Cualquier objeto introducido en el recto se denomina cuerpo extraño rectal. La gravedad de esta situación varía desde el dolor solamente al defecar hasta cuadros de sepsis con fallo multiorgánico. A continuación se explica el proceso de extracción de un cuerpo extraño rectal.

Los cuerpos extraños rectales se alojan normalmente en la transición del ano al recto, en una zona donde la mucosa cambia histológicamente y se ve estrechada dada la presencia de varios músculos que se contraen de manera espasmódica.

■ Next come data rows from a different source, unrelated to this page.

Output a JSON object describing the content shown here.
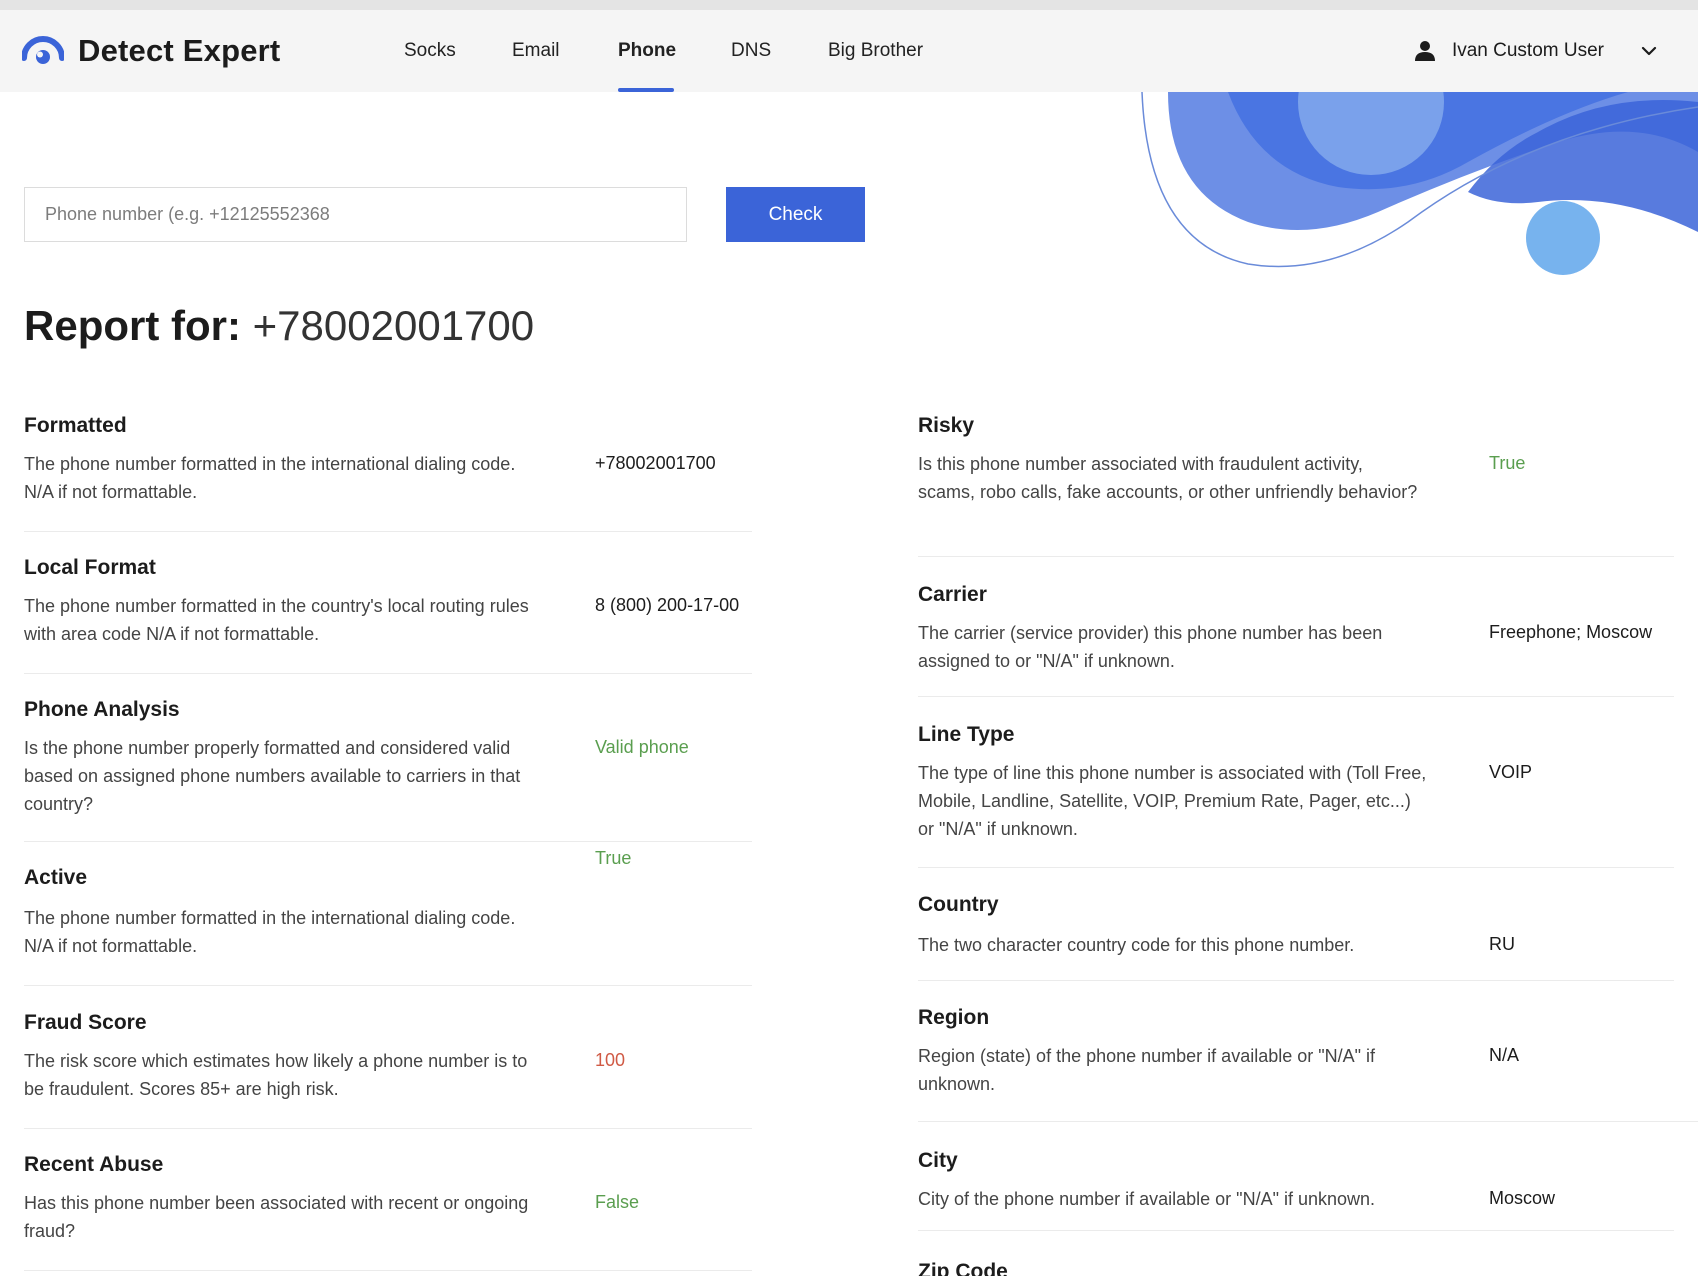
{
  "brand": {
    "name": "Detect Expert"
  },
  "nav": {
    "items": [
      {
        "label": "Socks",
        "active": false
      },
      {
        "label": "Email",
        "active": false
      },
      {
        "label": "Phone",
        "active": true
      },
      {
        "label": "DNS",
        "active": false
      },
      {
        "label": "Big Brother",
        "active": false
      }
    ]
  },
  "user": {
    "name": "Ivan Custom User",
    "icon": "user-icon"
  },
  "search": {
    "placeholder": "Phone number (e.g. +12125552368",
    "value": "",
    "button_label": "Check"
  },
  "report": {
    "label": "Report for:",
    "number": "+78002001700"
  },
  "left_fields": [
    {
      "title": "Formatted",
      "description": "The phone number formatted in the international dialing code. N/A if not formattable.",
      "value": "+78002001700",
      "value_color": "default"
    },
    {
      "title": "Local Format",
      "description": "The phone number formatted in the country's local routing rules with area code N/A if not formattable.",
      "value": "8 (800) 200-17-00",
      "value_color": "default"
    },
    {
      "title": "Phone Analysis",
      "description": "Is the phone number properly formatted and considered valid based on assigned phone numbers available to carriers in that country?",
      "value": "Valid phone",
      "value_color": "green"
    },
    {
      "title": "Active",
      "description": "The phone number formatted in the international dialing code. N/A if not formattable.",
      "value": "True",
      "value_color": "green"
    },
    {
      "title": "Fraud Score",
      "description": "The risk score which estimates how likely a phone number is to be fraudulent. Scores 85+ are high risk.",
      "value": "100",
      "value_color": "red"
    },
    {
      "title": "Recent Abuse",
      "description": "Has this phone number been associated with recent or ongoing fraud?",
      "value": "False",
      "value_color": "green"
    }
  ],
  "right_fields": [
    {
      "title": "Risky",
      "description": "Is this phone number associated with fraudulent activity, scams, robo calls, fake accounts, or other unfriendly behavior?",
      "value": "True",
      "value_color": "green"
    },
    {
      "title": "Carrier",
      "description": "The carrier (service provider) this phone number has been assigned to or \"N/A\" if unknown.",
      "value": "Freephone; Moscow",
      "value_color": "default"
    },
    {
      "title": "Line Type",
      "description": "The type of line this phone number is associated with (Toll Free, Mobile, Landline, Satellite, VOIP, Premium Rate, Pager, etc...) or \"N/A\" if unknown.",
      "value": "VOIP",
      "value_color": "default"
    },
    {
      "title": "Country",
      "description": "The two character country code for this phone number.",
      "value": "RU",
      "value_color": "default"
    },
    {
      "title": "Region",
      "description": "Region (state) of the phone number if available or \"N/A\" if unknown.",
      "value": "N/A",
      "value_color": "default"
    },
    {
      "title": "City",
      "description": "City of the phone number if available or \"N/A\" if unknown.",
      "value": "Moscow",
      "value_color": "default"
    },
    {
      "title": "Zip Code",
      "description": "",
      "value": "",
      "value_color": "default"
    }
  ],
  "colors": {
    "accent": "#3b64d8",
    "green": "#5a9e4f",
    "red": "#d05a45"
  }
}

Lo más habitual es que se trate de restos alimenticios que se deglutieron, pero no han podido digerirse. Dentro de este grupo encontramos los huesos de pollo, las espinas de pescado, semillas, etc. No obstante, también pueden ser objetos olvidados después de una intervención quirúrgica o juguetes eróticos.

¿Cómo es la clínica de un cuerpo extraño rectal?

El signo más frecuente es el dolor en la región anal. Se trata de un dolor intenso que no se relaciona con la defecación, aunque sí es posible que empeore durante este proceso debido al aumento de presión.

En algunos casos puede darse la perforación de la mucosa rectal, de ser así el paciente presentaría sangrado rutilante de manera continua. Este signo clínico se denomina rectorragia y es un factor de riesgo a la hora de contraer una infección por las bacterias que constituyen la flora rectal. Además, puede acompañarse de desgarros que provocarían fístulas o fisuras anales.

La complicación de peor pronóstico es la irritación del peritoneo. Estos casos suelen acompañarse de sepsis, es decir, hablaríamos de una infección diseminada que puede desencadenar una respuesta multiorgánica con shock del paciente.

Una historia clínica completa suele ser suficiente para describir el objeto alojado. Además, es importante preguntar al paciente si ha notado molestias abdominales o dificultad para defecar. La detención del tránsito intestinal produce proliferación de las bacterias presentes en la materia fecal. En estos casos, el paciente presenta fiebre y signos de inflamación.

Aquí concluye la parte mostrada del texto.